The editorial stated: “Depending on which source one uses, there may be as many as 14 mothers who die in the Philippines every day, from preventable pregnancy problems or complications from unsafe abortions. The RH Law was designed first and foremost to lower maternal mortality, by providing pregnant women, especially those who cannot afford it, adequate maternal care, and preventing the need for abortions. If we assume that because of the law’s suspension, at least one woman who could have been helped by it has instead passed away, we cannot escape the tragic conclusion: Many, many women will die from the high court’s leisurely approach to a life-or-death issue.”
It seems that the reasoning here is as follows: The RH Law provides mothers, especially the poor, with care. Now that the application of the law is suspended, this care for mothers will not be given. Assuming that the care that can be provided by implementing the law can save at least one mother from death every day, so then its non-implementation translates into many deaths and more as each day passes.
The reasoning seems plausible, but a little bit of thought will reveal that certain assumptions behind the argument’s reasoning are questionable.

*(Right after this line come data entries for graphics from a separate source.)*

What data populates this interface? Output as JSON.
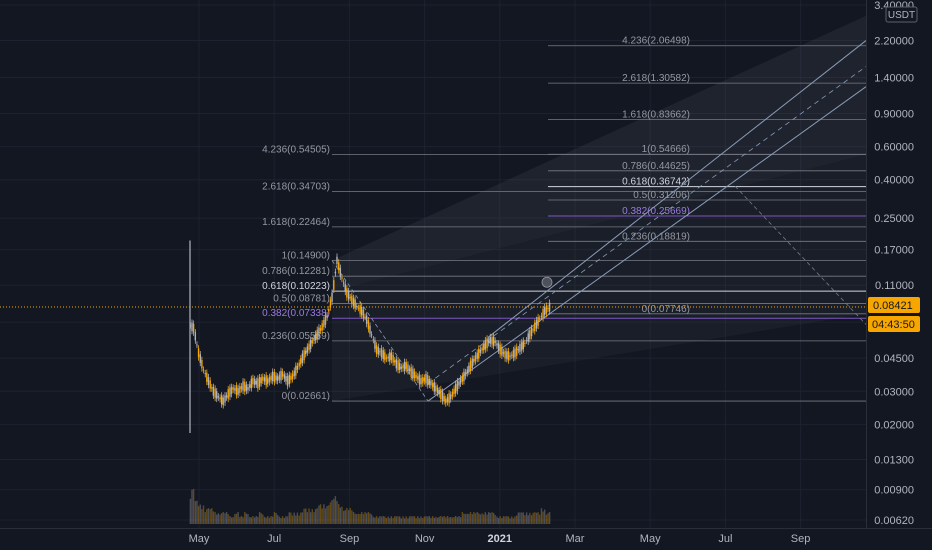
{
  "chart_data": {
    "type": "candlestick",
    "quote_unit": "USDT",
    "y_scale": "log",
    "ylim": [
      0.0062,
      3.4
    ],
    "x_tick_labels": [
      "May",
      "Jul",
      "Sep",
      "Nov",
      "2021",
      "Mar",
      "May",
      "Jul",
      "Sep"
    ],
    "x_bold_tick": "2021",
    "y_tick_labels": [
      "3.40000",
      "2.20000",
      "1.40000",
      "0.90000",
      "0.60000",
      "0.40000",
      "0.25000",
      "0.17000",
      "0.11000",
      "0.07000",
      "0.04500",
      "0.03000",
      "0.02000",
      "0.01300",
      "0.00900",
      "0.00620"
    ],
    "last_price": "0.08421",
    "countdown": "04:43:50",
    "price_series": [
      0.065,
      0.048,
      0.039,
      0.034,
      0.03,
      0.028,
      0.0265,
      0.029,
      0.031,
      0.03,
      0.032,
      0.031,
      0.034,
      0.033,
      0.035,
      0.034,
      0.036,
      0.035,
      0.037,
      0.034,
      0.036,
      0.04,
      0.045,
      0.05,
      0.055,
      0.06,
      0.066,
      0.075,
      0.095,
      0.149,
      0.12,
      0.1,
      0.092,
      0.085,
      0.08,
      0.072,
      0.06,
      0.05,
      0.048,
      0.045,
      0.046,
      0.042,
      0.04,
      0.041,
      0.038,
      0.036,
      0.034,
      0.035,
      0.033,
      0.031,
      0.029,
      0.0266,
      0.028,
      0.031,
      0.034,
      0.037,
      0.041,
      0.045,
      0.049,
      0.053,
      0.056,
      0.055,
      0.05,
      0.047,
      0.046,
      0.048,
      0.051,
      0.054,
      0.06,
      0.066,
      0.073,
      0.08,
      0.0842
    ],
    "volume_series": [
      9,
      6,
      5,
      4,
      4,
      3,
      3,
      3,
      2,
      3,
      2,
      3,
      2,
      2,
      3,
      2,
      2,
      3,
      2,
      2,
      3,
      3,
      3,
      4,
      4,
      4,
      5,
      5,
      6,
      7,
      5,
      4,
      4,
      3,
      3,
      3,
      3,
      2,
      2,
      2,
      2,
      2,
      2,
      2,
      2,
      2,
      2,
      2,
      2,
      2,
      2,
      2,
      2,
      2,
      2,
      3,
      3,
      3,
      3,
      3,
      3,
      3,
      2,
      2,
      2,
      2,
      3,
      3,
      3,
      3,
      3,
      4,
      3
    ],
    "fib_sets": [
      {
        "name": "",
        "levels": [
          {
            "label": "4.236(0.54505)",
            "value": 0.54505
          },
          {
            "label": "2.618(0.34703)",
            "value": 0.34703
          },
          {
            "label": "1.618(0.22464)",
            "value": 0.22464
          },
          {
            "label": "1(0.14900)",
            "value": 0.149
          },
          {
            "label": "0.786(0.12281)",
            "value": 0.12281
          },
          {
            "label": "0.618(0.10223)",
            "value": 0.10223
          },
          {
            "label": "0.5(0.08781)",
            "value": 0.08781
          },
          {
            "label": "0.382(0.07338)",
            "value": 0.07338
          },
          {
            "label": "0.236(0.05559)",
            "value": 0.05559
          },
          {
            "label": "0(0.02661)",
            "value": 0.02661
          }
        ]
      },
      {
        "name": "",
        "levels": [
          {
            "label": "4.236(2.06498)",
            "value": 2.06498
          },
          {
            "label": "2.618(1.30582)",
            "value": 1.30582
          },
          {
            "label": "1.618(0.83662)",
            "value": 0.83662
          },
          {
            "label": "1(0.54666)",
            "value": 0.54666
          },
          {
            "label": "0.786(0.44625)",
            "value": 0.44625
          },
          {
            "label": "0.618(0.36742)",
            "value": 0.36742
          },
          {
            "label": "0.5(0.31206)",
            "value": 0.31206
          },
          {
            "label": "0.382(0.25669)",
            "value": 0.25669
          },
          {
            "label": "0.236(0.18819)",
            "value": 0.18819
          },
          {
            "label": "0(0.07746)",
            "value": 0.07746
          }
        ]
      }
    ],
    "colors": {
      "background": "#131722",
      "grid": "#1e2230",
      "candle_up": "#b2b5be",
      "candle_down": "#f7a600",
      "fib_line": "#787b86",
      "fib_highlight": "#d1d4dc",
      "fib_382": "#7e57c2",
      "channel": "#8a9bb8",
      "last_price": "#f7a600"
    }
  }
}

The argument assumes that the law will effectively prevent maternal deaths. The argument also assumes that without the RH Law, maternal care is not given to mothers, especially the poor. I think these assumptions are too simplistic. We do not know if the RH Law will really prevent maternal deaths. That is a conjecture or a hypothesis that still has to be proven. There are many factors that lead to maternal deaths. Even when enough care is given to mothers, death can still and does occur. Also, even without the RH Law, mothers, even poor mothers, can seek medical attention with the help of their families. There are ways of doing this and I think the RH Law is not indispensable.
Moreover, the editorial seems to put the responsibility of these deaths on the high court by connecting these deaths to the high court’s decision on the RH Law. I think that the connection between the court’s decision and the death of a mother on this day or the next is rather remote and thus the justices cannot be held liable. Besides, I don’t think the justices intended the death of any mother. They have their reasons for suspending the implementation of the law and we’ll have to be patient and study them. In a democratic society we ought to allow due process to run its course.